What Fits Inside? Think Spatially in Gamewright's In a Pickle | Casual Game Revolution

What Fits Inside? Think Spatially in Gamewright's In a Pickle

In a Pickle

There’s love in the family, and the family is in danger, and there’s danger in the house. What comes next that the house can fit into?

Published by Gamewright Games, In a Pickle is a light party game for two-to-six players, all about making connections between words, with nouns that can fit inside each other.

Gameplay

The cards are shuffled and each player is dealt a hand of five. Each card shows a noun. Four cards are then placed in the center of the table, forming four columns. On your turn, you try to play a card either to the top or bottom of one of the columns. You may play it at the top if the word on your card could go inside the word at the top of the column — for example, you could play ‘leftovers’ above ‘refrigerator’. You can play a card at the bottom of a column if the word at the bottom of the column is something that could go inside your word — for example, you could play the word ‘house’ under the word ‘danger’ because danger could be inside a house. When adding cards to a column, you only need to consider the card you are directly playing your own card next to, so even if your card wouldn’t make sense with another card elsewhere in the column, it is still a legal play.

You are encouraged to get creative with your plays, but another player can challenge whether your card was legally played. In this case, you may make a short defense as to why it was, and then the other players vote. If they vote against you, you must discard your played card and your turn ends.

If you do not have a card to play or do not wish to play a card on your turn, you may pass and discard up to three cards. Regardless of how your turn went, you draw back up to five cards at the end of the turn.

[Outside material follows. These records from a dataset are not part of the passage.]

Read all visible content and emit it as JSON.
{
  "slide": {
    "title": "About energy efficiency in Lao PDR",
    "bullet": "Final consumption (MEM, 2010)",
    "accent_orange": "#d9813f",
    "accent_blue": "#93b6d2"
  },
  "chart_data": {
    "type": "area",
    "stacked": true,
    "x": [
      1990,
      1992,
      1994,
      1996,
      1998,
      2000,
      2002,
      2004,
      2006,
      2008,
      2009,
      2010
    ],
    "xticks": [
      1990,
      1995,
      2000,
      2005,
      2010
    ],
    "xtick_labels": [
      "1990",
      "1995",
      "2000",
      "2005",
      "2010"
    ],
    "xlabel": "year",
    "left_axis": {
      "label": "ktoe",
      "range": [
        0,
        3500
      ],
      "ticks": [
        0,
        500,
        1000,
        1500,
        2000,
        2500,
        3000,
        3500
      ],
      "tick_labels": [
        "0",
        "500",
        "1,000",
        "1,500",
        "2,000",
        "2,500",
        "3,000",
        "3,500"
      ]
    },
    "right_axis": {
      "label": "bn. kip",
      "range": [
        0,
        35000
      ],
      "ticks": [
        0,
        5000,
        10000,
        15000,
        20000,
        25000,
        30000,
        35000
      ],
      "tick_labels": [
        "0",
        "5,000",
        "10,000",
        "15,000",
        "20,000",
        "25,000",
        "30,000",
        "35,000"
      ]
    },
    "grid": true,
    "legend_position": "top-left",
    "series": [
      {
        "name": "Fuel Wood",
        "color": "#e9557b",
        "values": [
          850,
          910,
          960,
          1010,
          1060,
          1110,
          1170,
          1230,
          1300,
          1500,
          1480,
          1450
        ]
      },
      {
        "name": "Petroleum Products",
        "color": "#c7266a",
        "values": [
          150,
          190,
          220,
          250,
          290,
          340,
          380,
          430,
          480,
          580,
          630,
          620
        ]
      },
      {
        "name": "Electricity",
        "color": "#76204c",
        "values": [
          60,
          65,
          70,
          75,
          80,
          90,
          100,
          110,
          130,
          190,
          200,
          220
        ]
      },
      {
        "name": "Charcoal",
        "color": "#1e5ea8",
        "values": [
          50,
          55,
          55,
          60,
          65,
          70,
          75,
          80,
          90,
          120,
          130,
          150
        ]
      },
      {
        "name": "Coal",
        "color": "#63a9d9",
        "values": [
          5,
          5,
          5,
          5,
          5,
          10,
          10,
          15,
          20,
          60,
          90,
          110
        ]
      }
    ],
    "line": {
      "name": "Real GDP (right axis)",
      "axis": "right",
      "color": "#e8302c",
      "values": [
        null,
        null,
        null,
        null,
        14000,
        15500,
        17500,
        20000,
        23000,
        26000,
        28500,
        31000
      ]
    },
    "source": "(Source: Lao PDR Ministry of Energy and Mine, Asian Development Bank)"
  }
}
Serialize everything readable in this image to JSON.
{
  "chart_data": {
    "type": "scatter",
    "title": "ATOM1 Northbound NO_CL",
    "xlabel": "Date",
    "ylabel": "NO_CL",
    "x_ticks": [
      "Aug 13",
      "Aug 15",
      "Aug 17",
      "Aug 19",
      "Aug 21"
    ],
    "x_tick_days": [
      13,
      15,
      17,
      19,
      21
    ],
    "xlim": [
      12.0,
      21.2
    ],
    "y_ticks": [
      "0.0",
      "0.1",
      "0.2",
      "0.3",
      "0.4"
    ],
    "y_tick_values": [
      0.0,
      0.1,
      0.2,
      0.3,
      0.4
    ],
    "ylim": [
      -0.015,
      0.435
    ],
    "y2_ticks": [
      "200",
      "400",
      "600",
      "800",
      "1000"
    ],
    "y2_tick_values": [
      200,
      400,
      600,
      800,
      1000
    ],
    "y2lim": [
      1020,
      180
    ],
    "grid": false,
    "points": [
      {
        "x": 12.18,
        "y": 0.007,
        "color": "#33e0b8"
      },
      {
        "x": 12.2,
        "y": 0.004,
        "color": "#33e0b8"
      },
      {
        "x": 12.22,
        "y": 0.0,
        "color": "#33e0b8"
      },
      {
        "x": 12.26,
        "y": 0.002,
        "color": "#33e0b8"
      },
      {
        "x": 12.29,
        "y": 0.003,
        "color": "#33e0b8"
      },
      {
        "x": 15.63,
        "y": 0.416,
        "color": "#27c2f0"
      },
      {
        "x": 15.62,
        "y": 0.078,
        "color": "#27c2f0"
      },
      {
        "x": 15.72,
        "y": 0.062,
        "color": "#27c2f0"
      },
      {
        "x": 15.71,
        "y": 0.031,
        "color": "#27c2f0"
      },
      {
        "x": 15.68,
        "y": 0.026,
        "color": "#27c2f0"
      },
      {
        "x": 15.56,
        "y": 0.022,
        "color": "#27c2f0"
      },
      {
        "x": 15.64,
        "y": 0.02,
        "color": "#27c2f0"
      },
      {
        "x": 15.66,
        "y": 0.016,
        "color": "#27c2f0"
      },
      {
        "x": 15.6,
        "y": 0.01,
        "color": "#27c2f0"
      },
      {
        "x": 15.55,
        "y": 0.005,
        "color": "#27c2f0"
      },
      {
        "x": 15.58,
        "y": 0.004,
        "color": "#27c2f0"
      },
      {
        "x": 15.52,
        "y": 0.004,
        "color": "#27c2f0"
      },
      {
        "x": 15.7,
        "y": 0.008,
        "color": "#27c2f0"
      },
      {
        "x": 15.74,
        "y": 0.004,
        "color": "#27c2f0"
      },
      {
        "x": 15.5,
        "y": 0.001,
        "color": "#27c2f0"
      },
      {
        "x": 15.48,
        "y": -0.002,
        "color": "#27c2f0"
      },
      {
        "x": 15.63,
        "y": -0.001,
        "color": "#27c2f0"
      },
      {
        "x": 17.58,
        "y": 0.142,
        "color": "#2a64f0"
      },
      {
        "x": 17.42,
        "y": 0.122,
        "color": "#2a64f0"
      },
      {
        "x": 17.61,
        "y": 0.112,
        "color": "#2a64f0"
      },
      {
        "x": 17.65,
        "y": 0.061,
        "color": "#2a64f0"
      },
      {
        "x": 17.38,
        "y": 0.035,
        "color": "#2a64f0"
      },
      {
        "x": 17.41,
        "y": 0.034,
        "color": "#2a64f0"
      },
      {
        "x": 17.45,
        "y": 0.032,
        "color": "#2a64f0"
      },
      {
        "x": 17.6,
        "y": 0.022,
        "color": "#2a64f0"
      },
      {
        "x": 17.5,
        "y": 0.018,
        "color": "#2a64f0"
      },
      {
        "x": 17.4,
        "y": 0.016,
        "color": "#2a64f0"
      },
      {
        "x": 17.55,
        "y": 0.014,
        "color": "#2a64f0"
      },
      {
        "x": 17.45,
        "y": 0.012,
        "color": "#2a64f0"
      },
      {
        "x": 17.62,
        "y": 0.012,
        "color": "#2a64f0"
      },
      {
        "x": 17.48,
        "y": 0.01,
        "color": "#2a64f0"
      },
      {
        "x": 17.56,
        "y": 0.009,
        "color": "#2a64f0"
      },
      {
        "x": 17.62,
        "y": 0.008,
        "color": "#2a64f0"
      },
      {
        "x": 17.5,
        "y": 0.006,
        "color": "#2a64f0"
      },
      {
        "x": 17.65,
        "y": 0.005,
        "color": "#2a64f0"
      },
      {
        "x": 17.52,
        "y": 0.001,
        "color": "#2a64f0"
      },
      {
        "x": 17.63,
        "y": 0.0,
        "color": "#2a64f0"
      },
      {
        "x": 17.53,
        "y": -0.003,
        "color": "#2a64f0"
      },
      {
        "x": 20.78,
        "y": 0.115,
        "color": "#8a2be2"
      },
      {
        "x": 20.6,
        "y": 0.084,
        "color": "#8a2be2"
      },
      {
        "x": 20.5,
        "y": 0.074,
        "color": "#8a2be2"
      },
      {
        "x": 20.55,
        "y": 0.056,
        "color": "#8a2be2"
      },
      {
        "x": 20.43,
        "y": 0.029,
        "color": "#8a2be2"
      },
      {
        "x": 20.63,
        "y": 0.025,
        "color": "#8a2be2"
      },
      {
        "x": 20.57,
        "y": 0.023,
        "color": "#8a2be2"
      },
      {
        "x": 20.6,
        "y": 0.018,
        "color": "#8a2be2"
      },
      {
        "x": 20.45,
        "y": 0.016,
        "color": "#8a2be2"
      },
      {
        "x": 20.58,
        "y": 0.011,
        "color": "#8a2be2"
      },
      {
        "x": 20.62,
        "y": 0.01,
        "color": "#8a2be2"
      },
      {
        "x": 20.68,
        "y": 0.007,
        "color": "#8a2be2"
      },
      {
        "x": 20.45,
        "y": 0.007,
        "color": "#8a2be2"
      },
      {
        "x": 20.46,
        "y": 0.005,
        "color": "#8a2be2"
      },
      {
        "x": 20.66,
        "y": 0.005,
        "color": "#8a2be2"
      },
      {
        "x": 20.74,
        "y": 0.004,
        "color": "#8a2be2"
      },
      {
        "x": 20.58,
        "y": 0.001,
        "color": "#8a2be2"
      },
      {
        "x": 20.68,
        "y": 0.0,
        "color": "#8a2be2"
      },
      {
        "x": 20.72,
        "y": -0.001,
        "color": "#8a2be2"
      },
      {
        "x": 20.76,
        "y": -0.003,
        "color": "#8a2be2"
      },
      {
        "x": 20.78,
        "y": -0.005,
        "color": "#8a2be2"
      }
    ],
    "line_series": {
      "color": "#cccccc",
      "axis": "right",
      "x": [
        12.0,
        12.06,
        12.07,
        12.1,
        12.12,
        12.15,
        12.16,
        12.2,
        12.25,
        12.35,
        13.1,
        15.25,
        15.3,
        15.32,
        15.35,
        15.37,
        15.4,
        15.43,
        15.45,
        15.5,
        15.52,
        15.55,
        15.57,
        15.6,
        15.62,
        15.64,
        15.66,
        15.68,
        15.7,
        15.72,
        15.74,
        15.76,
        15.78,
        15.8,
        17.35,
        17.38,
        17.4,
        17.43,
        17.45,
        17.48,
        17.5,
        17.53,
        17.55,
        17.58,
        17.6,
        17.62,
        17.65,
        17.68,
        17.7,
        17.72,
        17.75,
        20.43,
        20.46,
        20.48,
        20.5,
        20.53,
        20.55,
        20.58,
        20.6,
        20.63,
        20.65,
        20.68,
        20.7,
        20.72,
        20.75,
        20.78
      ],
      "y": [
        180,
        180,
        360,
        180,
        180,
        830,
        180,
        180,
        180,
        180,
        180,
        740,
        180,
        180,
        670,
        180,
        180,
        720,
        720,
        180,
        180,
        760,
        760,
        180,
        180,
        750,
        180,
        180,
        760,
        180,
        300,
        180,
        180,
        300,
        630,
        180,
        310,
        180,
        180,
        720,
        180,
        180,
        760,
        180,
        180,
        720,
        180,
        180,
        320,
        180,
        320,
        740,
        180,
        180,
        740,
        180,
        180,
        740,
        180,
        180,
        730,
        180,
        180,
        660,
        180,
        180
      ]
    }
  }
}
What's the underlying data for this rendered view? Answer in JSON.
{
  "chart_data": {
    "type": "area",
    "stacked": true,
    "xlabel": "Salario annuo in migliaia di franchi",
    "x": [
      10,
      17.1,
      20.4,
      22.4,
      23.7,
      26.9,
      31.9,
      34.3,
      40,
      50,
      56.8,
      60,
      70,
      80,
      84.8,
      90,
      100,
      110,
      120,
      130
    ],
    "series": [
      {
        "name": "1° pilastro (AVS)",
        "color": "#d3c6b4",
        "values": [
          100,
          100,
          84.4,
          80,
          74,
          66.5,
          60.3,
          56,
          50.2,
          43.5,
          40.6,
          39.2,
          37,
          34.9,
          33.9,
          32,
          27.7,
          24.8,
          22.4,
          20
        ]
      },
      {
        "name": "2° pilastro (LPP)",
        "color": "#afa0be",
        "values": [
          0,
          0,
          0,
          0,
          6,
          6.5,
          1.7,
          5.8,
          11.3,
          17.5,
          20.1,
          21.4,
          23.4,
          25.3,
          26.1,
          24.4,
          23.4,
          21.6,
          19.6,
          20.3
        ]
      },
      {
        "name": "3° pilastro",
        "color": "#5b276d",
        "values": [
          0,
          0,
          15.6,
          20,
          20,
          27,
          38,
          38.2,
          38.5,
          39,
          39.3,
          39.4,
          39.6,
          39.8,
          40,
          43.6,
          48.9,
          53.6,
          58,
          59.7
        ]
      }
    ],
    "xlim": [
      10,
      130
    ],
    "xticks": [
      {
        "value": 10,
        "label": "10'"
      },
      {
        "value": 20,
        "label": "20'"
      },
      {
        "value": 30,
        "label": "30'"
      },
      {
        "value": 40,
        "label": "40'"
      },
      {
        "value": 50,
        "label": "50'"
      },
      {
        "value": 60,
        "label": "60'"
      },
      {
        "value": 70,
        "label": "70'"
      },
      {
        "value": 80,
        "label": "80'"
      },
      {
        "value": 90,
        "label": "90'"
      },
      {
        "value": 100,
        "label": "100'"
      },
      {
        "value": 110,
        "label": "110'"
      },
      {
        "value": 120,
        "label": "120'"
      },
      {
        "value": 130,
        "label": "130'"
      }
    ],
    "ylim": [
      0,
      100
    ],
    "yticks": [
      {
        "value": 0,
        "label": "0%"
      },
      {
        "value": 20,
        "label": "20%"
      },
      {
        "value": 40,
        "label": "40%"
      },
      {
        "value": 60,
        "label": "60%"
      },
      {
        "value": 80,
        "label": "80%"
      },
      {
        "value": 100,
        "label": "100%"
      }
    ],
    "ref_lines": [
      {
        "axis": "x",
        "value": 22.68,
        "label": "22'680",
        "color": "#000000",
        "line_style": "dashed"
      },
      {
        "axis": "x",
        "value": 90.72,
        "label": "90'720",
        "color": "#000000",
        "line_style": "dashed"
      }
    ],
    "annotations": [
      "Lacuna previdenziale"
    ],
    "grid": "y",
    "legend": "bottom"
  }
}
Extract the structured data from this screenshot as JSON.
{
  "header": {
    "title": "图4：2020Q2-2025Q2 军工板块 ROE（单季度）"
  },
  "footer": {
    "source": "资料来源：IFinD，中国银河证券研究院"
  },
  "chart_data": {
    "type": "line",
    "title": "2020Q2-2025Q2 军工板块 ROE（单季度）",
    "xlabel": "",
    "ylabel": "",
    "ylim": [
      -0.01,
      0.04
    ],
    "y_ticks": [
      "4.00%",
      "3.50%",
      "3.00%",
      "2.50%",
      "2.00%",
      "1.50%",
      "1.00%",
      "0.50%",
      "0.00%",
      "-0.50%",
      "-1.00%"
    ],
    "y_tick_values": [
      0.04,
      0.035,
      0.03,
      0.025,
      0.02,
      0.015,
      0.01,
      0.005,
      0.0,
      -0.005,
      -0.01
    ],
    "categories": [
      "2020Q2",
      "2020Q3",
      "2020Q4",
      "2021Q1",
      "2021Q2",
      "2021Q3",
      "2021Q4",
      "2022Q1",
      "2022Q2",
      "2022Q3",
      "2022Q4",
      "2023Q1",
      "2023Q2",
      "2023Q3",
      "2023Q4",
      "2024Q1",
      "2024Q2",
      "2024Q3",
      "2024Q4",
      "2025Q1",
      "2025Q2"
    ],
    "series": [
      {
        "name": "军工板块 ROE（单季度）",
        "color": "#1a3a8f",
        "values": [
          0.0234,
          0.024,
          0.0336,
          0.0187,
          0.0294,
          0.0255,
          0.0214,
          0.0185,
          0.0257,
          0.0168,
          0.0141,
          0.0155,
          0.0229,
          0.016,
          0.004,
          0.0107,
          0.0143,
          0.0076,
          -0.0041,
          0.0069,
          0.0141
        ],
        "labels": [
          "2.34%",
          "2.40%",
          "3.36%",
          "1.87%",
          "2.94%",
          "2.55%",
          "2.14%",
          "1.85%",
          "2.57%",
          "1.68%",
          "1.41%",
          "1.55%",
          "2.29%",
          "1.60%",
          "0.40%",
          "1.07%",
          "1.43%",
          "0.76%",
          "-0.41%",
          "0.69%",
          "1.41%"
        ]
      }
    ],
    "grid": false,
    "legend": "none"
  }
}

When any column reaches four cards, you immediately go into a pickle round. During a pickle round, each player has the chance to pass or add a card to the bottom of the column (following standard rules), ending with the player who originally added the fourth card to the column. The player who adds a card to the column last gets to pick it up and add it to their scoring pile. The first player to win a certain number of columns wins the game.

There is also an alternative ruleset in which all cards in the row must make sense together and connect.

In a Pickle Components

Review

In a Pickle is so much fun. It’s fun to come up with creative ways to play cards, or to see the stories that build as more cards connect to each other. It’s fast, it’s goofy, it’s different. It’s very satisfying to trump a row during the pickle rounds, or when you have nothing to play until the player right before lays down a card that fits in nicely, with some clever interpretation, with one of your own.

If you don’t like the challenges and defenses, the alternative gameplay offers less room for them and it can be an awful lot of fun to see how the cards connect together to build unusual and often funny scenes.

The deluxe game we played comes packed in a pickle-shaped box, which is definitely a bit awkward to store on your game shelf. People with limited shelf space or careful organizational systems might find it annoying, and might opt for the original boxed version — but the deluxe version is definitely eye-catching and the cards are nicely designed to be easy to read.

A fun party game that has you thinking outside the box, In a Pickle can be both tricky and humorous. Best with groups that aren’t going to get too caught up in the arguing, it’s light, fast, and quite amusing.

Pros: Creative, two fun game modes, fun to come up with unusual ways to connect words

Cons: Pickle-shaped box might by annoying for storage

Disclosure: we received a complimentary review copy of this game.